En l’occurrence, et depuis longtemps, la dame était plutôt connue comme reine du marketing et des ménages. Pour plus de détails, on lira ou relira avec bonheur le chapitre – Comment la « Reine Christine » est devenue femme de « ménages », puis la « Voix de la France » – dans le livre définitif du grand journaliste (lui) Pierre Péan Le monde selon K (1). Toujours est-il que, par obligation professionnelle, nous devions chercher à comprendre pourquoi l’Arabie saoudite « intriguait » tant, et depuis longtemps Madame Christine, et par conséquent nous imposer la lecture de son dernier opuscule.

Sans surprise, on voit aussitôt qu’elle n’est pas familière – ni du royaume en question, ni des problématiques de la région, ni de la moindre parcelle de la langue arabe –, tant elle aligne les reprises de fiches Wikipédia plus ou moins bien rédigées. Entre ses copier-coller, elle reproduit – plus ou moins bien aussi – quelques interviews de spécialistes dont l’excellent Stéphane Lacroix – l’un des meilleurs experts français de l’Arabie saoudite – et Gilles Kepel, qui en connaît un rayon sur la géopolitique des Proche et Moyen-Orient.

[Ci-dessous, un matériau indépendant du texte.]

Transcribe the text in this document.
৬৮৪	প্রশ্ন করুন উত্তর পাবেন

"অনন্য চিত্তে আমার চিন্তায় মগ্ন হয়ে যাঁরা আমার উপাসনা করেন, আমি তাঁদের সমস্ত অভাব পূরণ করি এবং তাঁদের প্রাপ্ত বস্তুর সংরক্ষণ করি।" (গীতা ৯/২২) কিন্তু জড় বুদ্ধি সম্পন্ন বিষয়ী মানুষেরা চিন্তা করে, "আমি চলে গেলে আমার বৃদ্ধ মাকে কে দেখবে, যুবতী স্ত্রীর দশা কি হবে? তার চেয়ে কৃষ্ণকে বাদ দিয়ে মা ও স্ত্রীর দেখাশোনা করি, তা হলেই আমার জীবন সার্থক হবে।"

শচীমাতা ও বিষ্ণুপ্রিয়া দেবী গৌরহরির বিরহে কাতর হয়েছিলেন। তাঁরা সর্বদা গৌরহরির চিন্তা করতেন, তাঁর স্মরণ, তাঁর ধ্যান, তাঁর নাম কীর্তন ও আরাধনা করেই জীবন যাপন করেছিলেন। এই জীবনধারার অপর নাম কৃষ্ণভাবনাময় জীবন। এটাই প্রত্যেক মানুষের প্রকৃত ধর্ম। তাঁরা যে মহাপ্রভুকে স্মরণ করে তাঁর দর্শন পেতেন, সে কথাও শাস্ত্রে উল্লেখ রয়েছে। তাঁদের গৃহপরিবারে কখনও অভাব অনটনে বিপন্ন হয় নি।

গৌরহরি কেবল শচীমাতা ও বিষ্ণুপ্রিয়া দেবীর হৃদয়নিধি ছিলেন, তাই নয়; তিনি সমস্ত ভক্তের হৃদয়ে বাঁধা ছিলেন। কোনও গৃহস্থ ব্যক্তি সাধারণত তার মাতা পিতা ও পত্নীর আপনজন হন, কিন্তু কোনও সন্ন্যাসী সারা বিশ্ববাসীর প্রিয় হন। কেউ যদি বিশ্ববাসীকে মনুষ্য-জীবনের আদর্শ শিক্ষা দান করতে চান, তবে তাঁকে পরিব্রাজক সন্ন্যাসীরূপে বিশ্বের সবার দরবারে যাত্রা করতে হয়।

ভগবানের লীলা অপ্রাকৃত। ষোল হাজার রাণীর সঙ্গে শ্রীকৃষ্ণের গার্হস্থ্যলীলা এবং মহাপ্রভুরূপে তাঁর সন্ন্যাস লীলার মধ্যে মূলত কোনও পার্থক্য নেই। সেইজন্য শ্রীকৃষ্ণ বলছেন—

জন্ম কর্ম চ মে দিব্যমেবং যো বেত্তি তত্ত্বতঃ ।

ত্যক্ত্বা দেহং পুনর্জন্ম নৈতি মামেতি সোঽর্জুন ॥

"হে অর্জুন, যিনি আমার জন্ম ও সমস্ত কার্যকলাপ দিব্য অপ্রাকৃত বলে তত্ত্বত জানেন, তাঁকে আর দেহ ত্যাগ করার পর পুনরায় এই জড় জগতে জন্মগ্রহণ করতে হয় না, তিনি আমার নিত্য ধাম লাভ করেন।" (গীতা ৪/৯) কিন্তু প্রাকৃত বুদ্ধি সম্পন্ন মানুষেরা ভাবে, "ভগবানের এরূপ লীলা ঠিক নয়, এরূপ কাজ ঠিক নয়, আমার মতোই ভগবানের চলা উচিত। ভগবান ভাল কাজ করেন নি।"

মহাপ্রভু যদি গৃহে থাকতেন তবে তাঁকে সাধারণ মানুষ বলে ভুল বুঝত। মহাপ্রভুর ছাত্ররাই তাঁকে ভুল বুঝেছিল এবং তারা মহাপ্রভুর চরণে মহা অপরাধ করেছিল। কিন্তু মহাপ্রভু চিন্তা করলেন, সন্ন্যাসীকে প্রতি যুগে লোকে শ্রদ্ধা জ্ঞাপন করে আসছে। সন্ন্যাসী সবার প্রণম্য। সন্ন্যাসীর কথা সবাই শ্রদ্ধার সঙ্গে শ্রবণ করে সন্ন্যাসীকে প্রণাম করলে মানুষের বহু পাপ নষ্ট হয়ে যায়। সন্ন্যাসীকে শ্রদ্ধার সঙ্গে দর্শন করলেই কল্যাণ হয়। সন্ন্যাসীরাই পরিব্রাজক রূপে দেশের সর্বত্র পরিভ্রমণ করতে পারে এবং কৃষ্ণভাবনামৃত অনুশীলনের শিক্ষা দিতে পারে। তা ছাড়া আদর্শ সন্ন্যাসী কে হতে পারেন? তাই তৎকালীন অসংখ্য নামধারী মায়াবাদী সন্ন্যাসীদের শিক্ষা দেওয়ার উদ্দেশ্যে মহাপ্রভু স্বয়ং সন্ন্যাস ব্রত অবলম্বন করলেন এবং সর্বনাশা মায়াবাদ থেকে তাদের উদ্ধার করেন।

Mais qu’apportent aux lecteurs ces besogneuses transcriptions ? Autant aller tout de suite à l’essentiel et lire directement les ouvrages de Lacroix et Kepel, plus scientifiques, plus complets et plus intelligents.

Evidemment, dame Ockrent ne ferait pas injure au lecteur de gratifier sa dissertation malhabile d’une bibliographie appropriée, devant considérer son apport personnel comme bien au-dessus de quelques références et remerciements. Les siens comportent, en bonne place, Jacques Attali, autre grand « spécialiste » bien connu de l’Arabie saoudite. Cet autre roi du savoir universel mérite d’être cité (page 42) : « je connais le prince (MBS) depuis huit ans. Nous avons été présenté, à Paris par Jonathan Grey (2). J’ai trouvé remarquable, brillantissime, ce jeune homme qui n’était à l’époque qu’un prince parmi d’autres, fils du gouverneur de Riyad : une énergie considérable, une curiosité, une gentillesse exceptionnelle, une modernité, une impatience de voir son pays évoluer. Un grand sens de l’intérêt général et de la géopolitique. Une volonté farouche d’apprendre et de se faire un avis, avec une vision à très long terme, ce qui était étonnant chez un si jeune homme. Nous sommes restés en contact. J’ai suivi son ascension, je le vois régulièrement. J’essaie de lui être utile. Ma raison de le faire ? Nul ne peut se permettre de voir le régime saoudien s’effondrer : sa stabilité est fondamentale pour la sécurité, la stabilité et l’économie du Moyen-Orient et du monde. En outre, l’Arabie saoudite est le phare de l’Islam sunnite : sa modernisation et sa stabilité est une condition indispensable à la paix mondiale. Ce prince incarne la modernité et la stabilité : c’est notre intérêt qu’il réussisse... Et puis l’histoire du père et du fils, du vieux roi et du jeune prince plein de fougue, de compétence et d’idéal, soucieux du respect des traditions et de promotion culturelle, est fascinante ! Elle est digne de Shakespeare ».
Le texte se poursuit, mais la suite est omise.